Part A: Cleistothecia productions observed after 5 (■) and 8 d () incubations. Both the deletion and overexpression of aodA stimulated meanwhile the overexpression of mnSOD and of pimA hindered the formation of fruiting bodies. Photographs show 8 d cleistothecia of the control (THS30.3) and ΔpimA strains. Note that cleistothecia of the ΔpimA strain were sterile. (Scale bars: 200 μm). Part B: Conidiospore productions. All gene deletion strains and the pimAOE overexpression strain produced less conidiospores than the control strain. Part C: Heat stress sensitivity of the ΔmnSOD conidia. Conidia without heat treatment (50 °C for 10 min) were used as control. As shown in Supplementary Fig. S5, only conidia of the ΔmnSOD strain were sensitive to heat stress. Part D: Decreasing asexual spore viabilities during storage at 4 °C. Symbols represent the following strains: , THS30.3 (control strain), , ∆aodA, , ∆dnmA, , ∆mnSOD and, , ∆pimA. The spore viabilities of all gene deletion strains were significantly lower (p < 5% at 6 and 12 d incubation times) than that of the THS30.3 control strain. Note that no significant decreases in the conidiospore viabilities were recorded in the gene overexpression strains and, hence, these data are not shown here for clarity. In Parts A-C, mean ± SD values calculated from three independent experiments are presented. Significant differences determined by the Student’s t test are marked with asterisks: **p < 1%, ***p < 0.1%. In Part D, per cent decreases in the spore viabilities (mean ± SD values calculated from three independent experiments) are presented.

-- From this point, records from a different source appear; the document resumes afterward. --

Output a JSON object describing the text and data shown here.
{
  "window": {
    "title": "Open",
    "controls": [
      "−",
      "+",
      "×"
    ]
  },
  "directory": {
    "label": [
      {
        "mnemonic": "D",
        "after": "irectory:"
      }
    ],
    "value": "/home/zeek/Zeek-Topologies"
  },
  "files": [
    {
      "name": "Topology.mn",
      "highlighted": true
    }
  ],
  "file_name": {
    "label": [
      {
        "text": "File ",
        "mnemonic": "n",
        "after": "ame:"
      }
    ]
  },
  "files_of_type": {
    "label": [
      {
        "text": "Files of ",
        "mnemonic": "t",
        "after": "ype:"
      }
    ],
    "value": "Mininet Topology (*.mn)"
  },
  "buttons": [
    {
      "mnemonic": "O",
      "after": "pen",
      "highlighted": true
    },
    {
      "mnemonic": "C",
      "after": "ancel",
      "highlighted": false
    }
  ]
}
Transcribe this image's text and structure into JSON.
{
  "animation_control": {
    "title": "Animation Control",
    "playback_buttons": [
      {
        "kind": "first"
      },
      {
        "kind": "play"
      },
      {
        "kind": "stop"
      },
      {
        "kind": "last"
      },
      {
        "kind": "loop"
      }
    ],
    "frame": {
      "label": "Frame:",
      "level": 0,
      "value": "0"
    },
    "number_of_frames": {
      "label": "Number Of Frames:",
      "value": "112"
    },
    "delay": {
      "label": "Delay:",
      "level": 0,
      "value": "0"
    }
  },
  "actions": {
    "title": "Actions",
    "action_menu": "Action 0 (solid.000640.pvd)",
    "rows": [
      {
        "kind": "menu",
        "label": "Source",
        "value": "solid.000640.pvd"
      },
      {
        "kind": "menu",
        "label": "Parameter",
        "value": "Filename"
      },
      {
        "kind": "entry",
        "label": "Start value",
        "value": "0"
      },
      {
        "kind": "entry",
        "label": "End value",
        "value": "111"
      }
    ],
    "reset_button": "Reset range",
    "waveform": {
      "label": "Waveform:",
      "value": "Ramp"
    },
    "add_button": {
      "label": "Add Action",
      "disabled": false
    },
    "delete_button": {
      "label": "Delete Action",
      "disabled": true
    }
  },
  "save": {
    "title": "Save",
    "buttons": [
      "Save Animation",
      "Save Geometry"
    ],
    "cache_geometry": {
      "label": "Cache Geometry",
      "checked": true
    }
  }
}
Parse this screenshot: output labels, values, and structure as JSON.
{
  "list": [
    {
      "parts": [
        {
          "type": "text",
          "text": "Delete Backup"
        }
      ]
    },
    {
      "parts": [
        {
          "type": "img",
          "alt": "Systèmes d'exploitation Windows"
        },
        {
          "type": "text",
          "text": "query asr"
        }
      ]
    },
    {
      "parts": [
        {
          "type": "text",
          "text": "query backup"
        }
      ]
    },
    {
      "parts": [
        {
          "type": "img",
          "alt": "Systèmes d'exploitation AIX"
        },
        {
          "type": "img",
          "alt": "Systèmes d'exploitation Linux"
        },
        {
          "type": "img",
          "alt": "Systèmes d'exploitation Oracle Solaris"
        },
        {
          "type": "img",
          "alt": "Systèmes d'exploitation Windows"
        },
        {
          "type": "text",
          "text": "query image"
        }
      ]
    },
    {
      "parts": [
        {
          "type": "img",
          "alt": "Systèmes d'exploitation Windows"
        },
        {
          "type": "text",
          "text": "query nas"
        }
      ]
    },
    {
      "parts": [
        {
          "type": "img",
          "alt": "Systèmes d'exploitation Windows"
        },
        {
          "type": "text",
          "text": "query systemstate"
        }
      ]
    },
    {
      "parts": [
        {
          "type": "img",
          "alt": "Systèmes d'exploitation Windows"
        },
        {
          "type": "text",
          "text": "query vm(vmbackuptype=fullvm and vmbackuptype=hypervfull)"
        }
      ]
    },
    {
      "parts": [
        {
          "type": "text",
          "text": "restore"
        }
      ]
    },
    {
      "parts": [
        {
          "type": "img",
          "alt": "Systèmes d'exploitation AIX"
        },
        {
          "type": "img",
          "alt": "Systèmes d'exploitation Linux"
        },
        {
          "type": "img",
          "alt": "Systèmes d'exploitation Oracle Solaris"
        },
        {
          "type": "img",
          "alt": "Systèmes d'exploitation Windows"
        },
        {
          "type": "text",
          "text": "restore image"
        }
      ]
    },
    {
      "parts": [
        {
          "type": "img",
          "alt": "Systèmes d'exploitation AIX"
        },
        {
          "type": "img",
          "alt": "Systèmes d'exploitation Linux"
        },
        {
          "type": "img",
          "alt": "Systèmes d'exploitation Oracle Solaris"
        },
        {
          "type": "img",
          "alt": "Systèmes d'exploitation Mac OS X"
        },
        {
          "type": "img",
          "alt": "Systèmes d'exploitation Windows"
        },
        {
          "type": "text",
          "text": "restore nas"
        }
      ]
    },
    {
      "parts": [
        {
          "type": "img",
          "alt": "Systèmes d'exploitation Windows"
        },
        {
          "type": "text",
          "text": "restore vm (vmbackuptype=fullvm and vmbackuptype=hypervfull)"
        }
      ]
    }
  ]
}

Figure 5. Summary of functions of AodA, DnmA, MnSOD and PimA in A. nidulans.

Major functions revealed by the modulation of mitochondrial morphology and functions via the deletion and overexpression of the genes aodA, dnmA, mnSOD and pimA are summarized. Schematic mitochondrial, hyphal, cleistothecial and conidiophore structures are shown. In the dividing mitochondria, hypothetical protein structures and shapes are presented, which are based on homologous proteins characterized in various species (© Ibolya Pócsi; for further details see Supplementary Note S1).